Transforms

Transforms Demo

Two design choices introduced in this package are "Transformations" and "Pipelines". Transformations are the smallest unit of a 'pipeline'. They are simply functions that have a deterministic inverse. For example if we mean center our data and store the mean vector, we can always invert the transform by adding the mean back to the data. That's effectively what transforms do, they provide to and from common data transformations used in chemometrics.

Let's start with a trivial example with faux data where a random matrix of data is center scaled and divided by the standard deviation:

FauxSpectra1 = randn(10,200);
CS = CenterScale(FauxSpectra1);
Transformed1 = CS(FauxSpectra1);

As can be seen the application of the CenterScale() function returns an object that is used to transform future data by the data it was created from.
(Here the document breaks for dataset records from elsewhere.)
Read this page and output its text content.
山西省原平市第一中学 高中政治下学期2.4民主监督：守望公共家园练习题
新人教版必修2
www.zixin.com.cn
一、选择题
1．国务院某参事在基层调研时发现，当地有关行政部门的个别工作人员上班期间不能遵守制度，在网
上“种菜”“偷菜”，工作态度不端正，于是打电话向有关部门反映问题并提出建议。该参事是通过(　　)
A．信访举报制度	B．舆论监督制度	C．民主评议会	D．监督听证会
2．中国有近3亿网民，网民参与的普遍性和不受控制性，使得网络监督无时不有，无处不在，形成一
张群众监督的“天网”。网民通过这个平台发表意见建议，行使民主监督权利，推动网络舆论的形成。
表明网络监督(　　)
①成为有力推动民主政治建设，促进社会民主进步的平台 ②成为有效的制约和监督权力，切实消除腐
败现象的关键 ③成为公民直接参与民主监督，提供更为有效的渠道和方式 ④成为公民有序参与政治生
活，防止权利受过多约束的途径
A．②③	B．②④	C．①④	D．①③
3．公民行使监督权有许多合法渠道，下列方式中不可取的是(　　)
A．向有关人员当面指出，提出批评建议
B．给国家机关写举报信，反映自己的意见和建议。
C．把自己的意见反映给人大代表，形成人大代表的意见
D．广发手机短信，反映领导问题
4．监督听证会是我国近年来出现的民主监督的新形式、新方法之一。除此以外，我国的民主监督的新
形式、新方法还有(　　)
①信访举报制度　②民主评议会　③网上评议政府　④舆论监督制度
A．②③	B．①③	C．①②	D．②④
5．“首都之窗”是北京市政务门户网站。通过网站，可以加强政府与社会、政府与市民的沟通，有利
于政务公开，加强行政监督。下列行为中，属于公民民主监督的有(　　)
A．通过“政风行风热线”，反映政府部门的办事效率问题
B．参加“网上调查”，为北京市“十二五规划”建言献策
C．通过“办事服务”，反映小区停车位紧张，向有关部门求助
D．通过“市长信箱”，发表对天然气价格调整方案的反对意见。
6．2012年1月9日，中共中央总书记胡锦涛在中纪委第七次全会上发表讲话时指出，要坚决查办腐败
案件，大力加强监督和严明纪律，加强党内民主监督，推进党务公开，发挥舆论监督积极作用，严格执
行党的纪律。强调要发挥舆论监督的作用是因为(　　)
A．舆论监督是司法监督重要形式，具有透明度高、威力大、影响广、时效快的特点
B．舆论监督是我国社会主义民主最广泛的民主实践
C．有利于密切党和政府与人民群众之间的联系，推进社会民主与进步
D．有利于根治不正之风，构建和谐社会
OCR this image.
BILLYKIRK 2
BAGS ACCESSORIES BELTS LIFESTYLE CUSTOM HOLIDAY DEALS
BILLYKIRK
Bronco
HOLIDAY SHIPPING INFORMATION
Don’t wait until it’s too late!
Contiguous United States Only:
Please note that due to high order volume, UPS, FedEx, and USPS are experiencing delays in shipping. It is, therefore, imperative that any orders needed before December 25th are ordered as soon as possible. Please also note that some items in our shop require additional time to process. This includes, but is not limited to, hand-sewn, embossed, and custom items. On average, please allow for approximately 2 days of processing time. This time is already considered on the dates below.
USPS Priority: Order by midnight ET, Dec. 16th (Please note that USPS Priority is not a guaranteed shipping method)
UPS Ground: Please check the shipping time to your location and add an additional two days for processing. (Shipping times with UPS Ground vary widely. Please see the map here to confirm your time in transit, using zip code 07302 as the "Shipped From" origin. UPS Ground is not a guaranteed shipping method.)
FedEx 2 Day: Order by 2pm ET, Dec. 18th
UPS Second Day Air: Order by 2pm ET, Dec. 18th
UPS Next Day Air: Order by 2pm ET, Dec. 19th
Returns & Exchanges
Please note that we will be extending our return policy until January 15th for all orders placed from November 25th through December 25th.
This object can be applied to new data as follows,

FauxSpectra2 = randn(10,200);
Transformed2 = CS(FauxSpectra2);

Transformations can also be inverted (with-in numerical noise). For example,

RMSE(FauxSpectra1, CS(Transformed1; inverse = true)) < 1e-14
RMSE(FauxSpectra2, CS(Transformed2; inverse = true)) < 1e-14

We can use transformations to treat data from multiple sources the same way. This helps mitigate user-error for cases where test data is scaled based on training data, calibration transfer, etc. Pipelines are a logical and convenient extension of transformations.